Contudo, o objetivo deste texto é mostrar a importância da transparência nos gastos com o dinheiro público e transparecer a fiscalização para evitar transtornos posteriores, evidenciando como é feito o controle dos gastos públicos e como os agentes políticos fazem uso do dinheiro público, fazendo as devidas prestações de contas aos órgãos competentes e para a população.
2. A transparência como mecanismo de controle dos gastos público.
No Brasil, muitos são aqueles que investem em candidaturas com o intuito de ser parte do poder legislativo ou executivo. Isto chega a ser significativo levando-se em conta o processo de democracia participativa em alta no país. O problema é que entre todas as funções dos representantes políticos, está aquela do uso adequado dos recursos públicos e nem sempre eles são utilizados para melhorar a vida da população.
Segundo a Controladoria Geral da União - CGU (2009), existem no país “administradores desonestos” que se apropriam do dinheiro público deixando de aplicá-lo nas reais necessidades da população. Assim percebe-se a necessidade de um maior controle dos gastos públicos.

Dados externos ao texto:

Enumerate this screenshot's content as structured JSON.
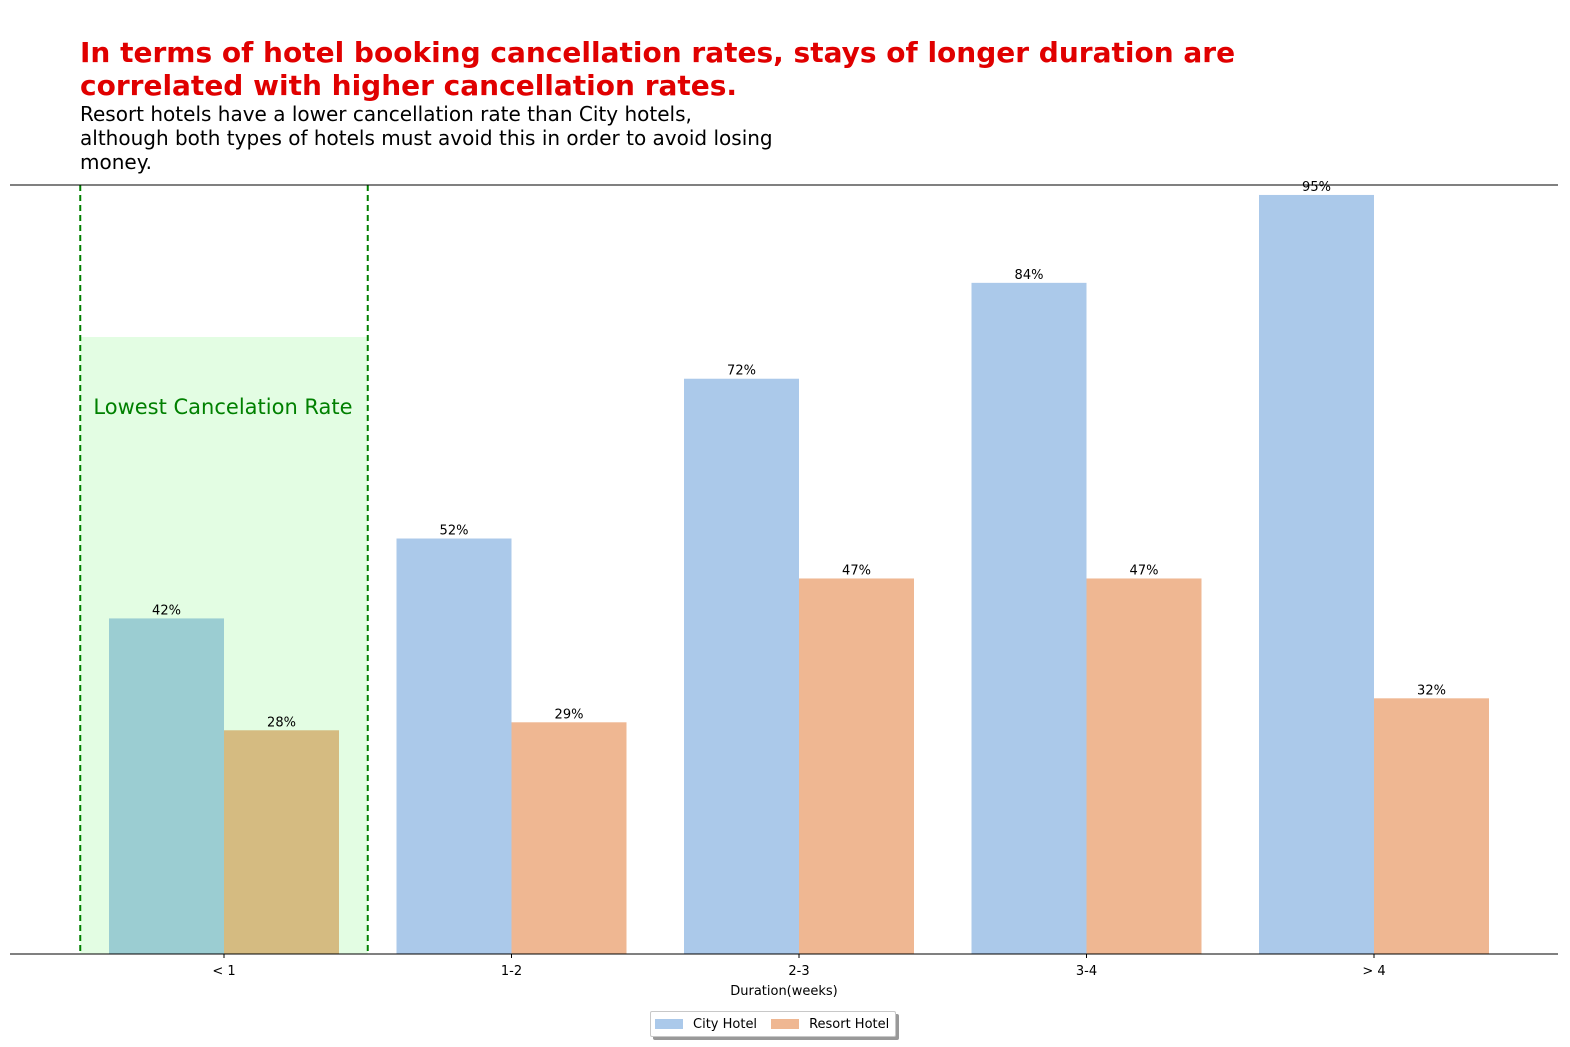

A Controladoria Geral da União afirma que o controle social “entendido como a participação do cidadão na gestão publica, é um mecanismo de prevenção da corrupção e de fortalecimento da cidadania.”
Isso significa que é necessário fiscalizar a aplicação desses recursos buscando no processo de transparência uma forma de controlar e aplicar de maneira correta o dinheiro público.
O legislador brasileiro garantiu na Constituição Federal de 1988, o direito da população a publicidade, a transparência pública e a fiscalização dos atos e contratos do Estado, da Administração Pública, pois, sendo o Estado um ente federativo com autonomia na sua gestão, existe a necessidade de controle por parte da sociedade civil.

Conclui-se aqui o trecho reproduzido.